In mid-June, the company did yet another round of layoffs and reduced operations further to six markets, according to a company memo seen by Insider. When Insider asked Canavari about the layoffs in June, she told Insider that she was leaving the company herself.

Internal discussions seemed to reflect a sense of doom. A screenshot of a Slack conversation, shared with Insider after it was accidentally shown on the screen during an all-hands meeting in May, shows two human-resource executives joking about the future of the company, as well as how attractive one employee was.

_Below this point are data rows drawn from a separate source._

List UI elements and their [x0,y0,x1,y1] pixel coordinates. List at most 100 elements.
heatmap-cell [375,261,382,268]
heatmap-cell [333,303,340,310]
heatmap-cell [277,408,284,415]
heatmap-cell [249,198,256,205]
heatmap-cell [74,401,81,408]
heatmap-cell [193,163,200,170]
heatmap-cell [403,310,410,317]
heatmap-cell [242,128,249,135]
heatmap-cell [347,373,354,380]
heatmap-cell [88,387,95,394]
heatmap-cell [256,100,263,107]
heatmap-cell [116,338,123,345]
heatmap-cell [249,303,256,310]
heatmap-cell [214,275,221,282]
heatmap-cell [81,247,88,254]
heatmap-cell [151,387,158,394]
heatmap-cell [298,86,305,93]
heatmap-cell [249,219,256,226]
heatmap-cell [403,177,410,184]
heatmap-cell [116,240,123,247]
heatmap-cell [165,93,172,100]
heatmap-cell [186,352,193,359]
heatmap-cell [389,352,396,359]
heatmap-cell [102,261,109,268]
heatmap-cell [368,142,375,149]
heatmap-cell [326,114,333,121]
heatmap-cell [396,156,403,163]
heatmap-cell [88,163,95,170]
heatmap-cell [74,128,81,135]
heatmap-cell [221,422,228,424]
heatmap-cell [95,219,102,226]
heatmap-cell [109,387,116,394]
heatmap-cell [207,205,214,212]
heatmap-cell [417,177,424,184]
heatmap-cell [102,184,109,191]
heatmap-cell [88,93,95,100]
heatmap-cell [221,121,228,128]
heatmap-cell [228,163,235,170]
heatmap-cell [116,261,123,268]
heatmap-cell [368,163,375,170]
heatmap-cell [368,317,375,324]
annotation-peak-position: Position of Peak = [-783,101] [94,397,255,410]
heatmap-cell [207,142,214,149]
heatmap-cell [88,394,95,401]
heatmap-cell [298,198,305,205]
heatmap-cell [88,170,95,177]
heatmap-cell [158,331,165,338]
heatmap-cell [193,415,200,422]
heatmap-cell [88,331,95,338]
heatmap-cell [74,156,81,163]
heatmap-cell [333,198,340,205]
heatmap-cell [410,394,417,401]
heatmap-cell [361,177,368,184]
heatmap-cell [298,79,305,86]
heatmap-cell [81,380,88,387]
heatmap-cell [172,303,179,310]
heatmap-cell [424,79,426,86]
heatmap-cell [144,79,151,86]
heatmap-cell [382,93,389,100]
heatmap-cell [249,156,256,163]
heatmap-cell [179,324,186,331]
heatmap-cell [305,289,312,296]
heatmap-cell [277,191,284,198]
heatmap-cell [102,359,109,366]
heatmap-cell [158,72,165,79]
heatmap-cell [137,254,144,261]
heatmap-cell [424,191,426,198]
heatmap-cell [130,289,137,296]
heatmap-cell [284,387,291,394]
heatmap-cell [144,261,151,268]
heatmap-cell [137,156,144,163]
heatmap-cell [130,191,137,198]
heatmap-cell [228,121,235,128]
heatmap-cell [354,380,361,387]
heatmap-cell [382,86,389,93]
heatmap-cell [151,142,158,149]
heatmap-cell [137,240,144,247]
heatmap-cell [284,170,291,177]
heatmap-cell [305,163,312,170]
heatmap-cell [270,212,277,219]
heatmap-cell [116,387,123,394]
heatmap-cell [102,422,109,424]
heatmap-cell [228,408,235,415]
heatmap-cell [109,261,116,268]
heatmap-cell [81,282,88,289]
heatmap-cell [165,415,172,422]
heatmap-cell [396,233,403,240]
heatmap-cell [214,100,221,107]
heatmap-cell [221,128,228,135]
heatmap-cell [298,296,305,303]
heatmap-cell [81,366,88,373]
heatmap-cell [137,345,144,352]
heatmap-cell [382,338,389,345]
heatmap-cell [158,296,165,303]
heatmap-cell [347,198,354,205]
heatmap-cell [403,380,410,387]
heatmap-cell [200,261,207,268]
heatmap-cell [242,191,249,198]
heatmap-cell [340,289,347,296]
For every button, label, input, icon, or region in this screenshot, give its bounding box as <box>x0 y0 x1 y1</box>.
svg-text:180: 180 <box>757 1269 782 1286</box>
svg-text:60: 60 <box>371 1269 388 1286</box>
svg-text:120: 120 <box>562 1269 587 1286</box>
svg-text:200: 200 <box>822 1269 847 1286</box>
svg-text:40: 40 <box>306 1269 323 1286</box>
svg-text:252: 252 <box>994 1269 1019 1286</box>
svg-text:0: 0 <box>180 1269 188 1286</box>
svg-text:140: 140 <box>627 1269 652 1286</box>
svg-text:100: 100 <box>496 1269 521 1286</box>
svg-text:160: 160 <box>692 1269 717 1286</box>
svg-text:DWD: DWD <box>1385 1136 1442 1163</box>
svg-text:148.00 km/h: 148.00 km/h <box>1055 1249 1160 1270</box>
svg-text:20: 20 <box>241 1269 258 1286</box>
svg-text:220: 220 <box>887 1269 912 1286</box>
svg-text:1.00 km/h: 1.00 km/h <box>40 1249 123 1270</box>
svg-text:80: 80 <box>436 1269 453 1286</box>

"Omg if we do layoffs may as well close the company cause will get skewered on Glassdoor and LinkedIn and not sure if could come back with another slew of that crap - don't know if I'd come work here aftee that lol," a person identified on the page as Dawn Tarner, then the senior director of employee experience and people operations, wrote.

"I mean it would have to go down to start up mode again," Beth Sallomi, then the senior vice president of people, responded.

A week later, Stech told the company that the two were let go. 

Sallomi, Tarner, and the company did not respond to requests for comment.